MaTESe can be used in several ways:

  1. From the command line: You need to populate two out of the following three files: data/sources.txt, data/candidates.txt, and data/references.txt. Each line of these files must contain respectively a sentence in the source language, its candidate translation, and the corresponding reference translation (sources.txt is not needed if you are using MaTESe, references.txt is not needed if you are using MaTESe-QE).

    To run the evaluation using MaTESe, use the following command:

    python src/matese.py

    For the English-only version instead:

    python src/matese.py --metric matese-en

    And if you want to use MaTESe-QE:

    python src/matese.py --metric matese-qe

    These commands will create the files data/output.scores.txt and data/output.spans.txt with the result of the evaluation.

  2. Interactively: If you prefer an interactive mode, you can use MaTESe with Streamlit:

    streamlit run src/demo.py

    This will start the Streamlit app.

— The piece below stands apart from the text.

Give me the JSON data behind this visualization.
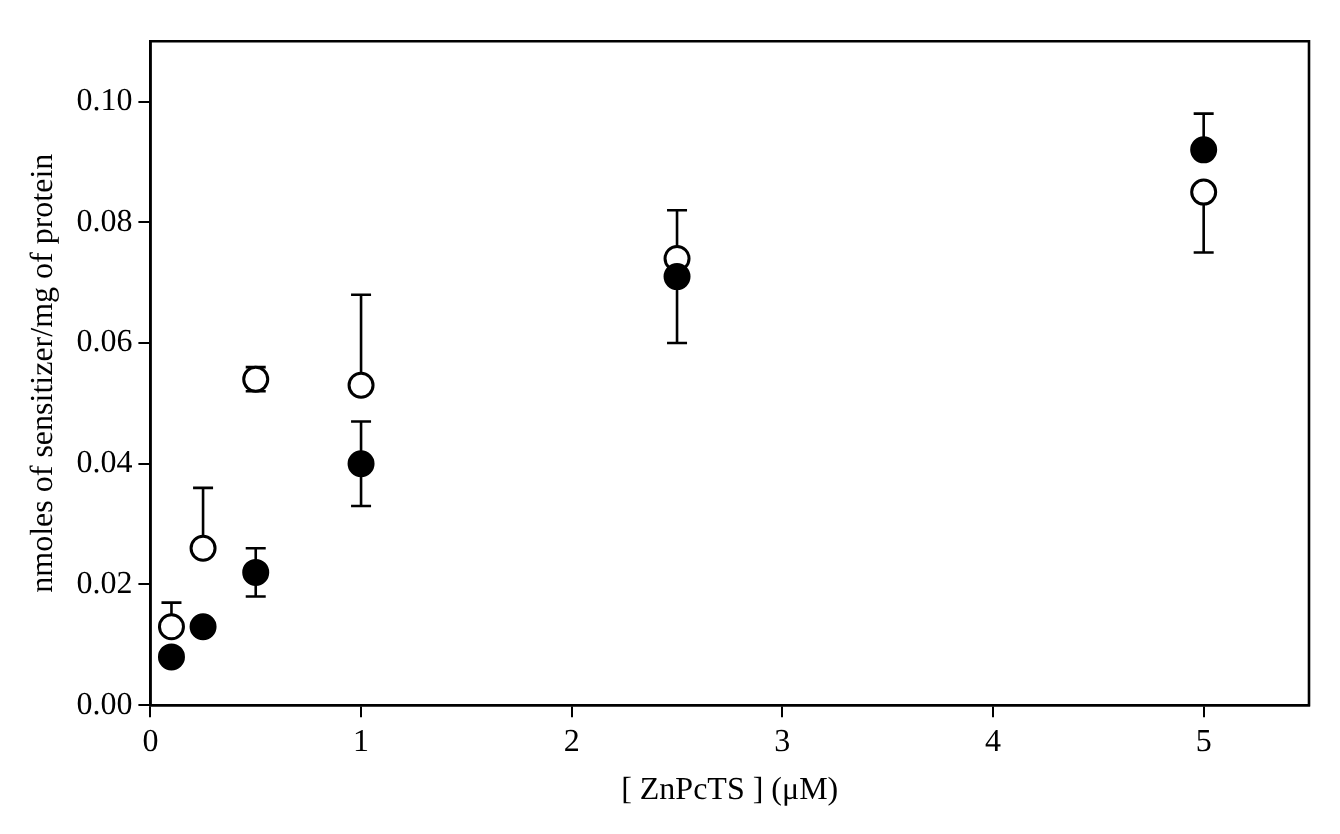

You can follow the instructions in the app to evaluate your translations.

  3. Programmatically: In the following example you can see how it is possible to use MaTESe metrics in a Python program:

    from matese.metric import MaTESe
    
    candidates = ["This is a wrong translation in English"]
    references = ["This is a sentence in English"]
    
    metric = MaTESe.load_metric('matese-en') # pass 'matese' or 'matese-qe' for the other versions
    assessments = metric.evaluate(candidates, references=references)
    
    print(assessments[0])
    {'spans': [{'offset': (9, 27), 'error': 'Major'}], 'score': -5}
    

License

This work is under the Attribution-NonCommercial-ShareAlike 4.0 International (CC BY-NC-SA 4.0) license.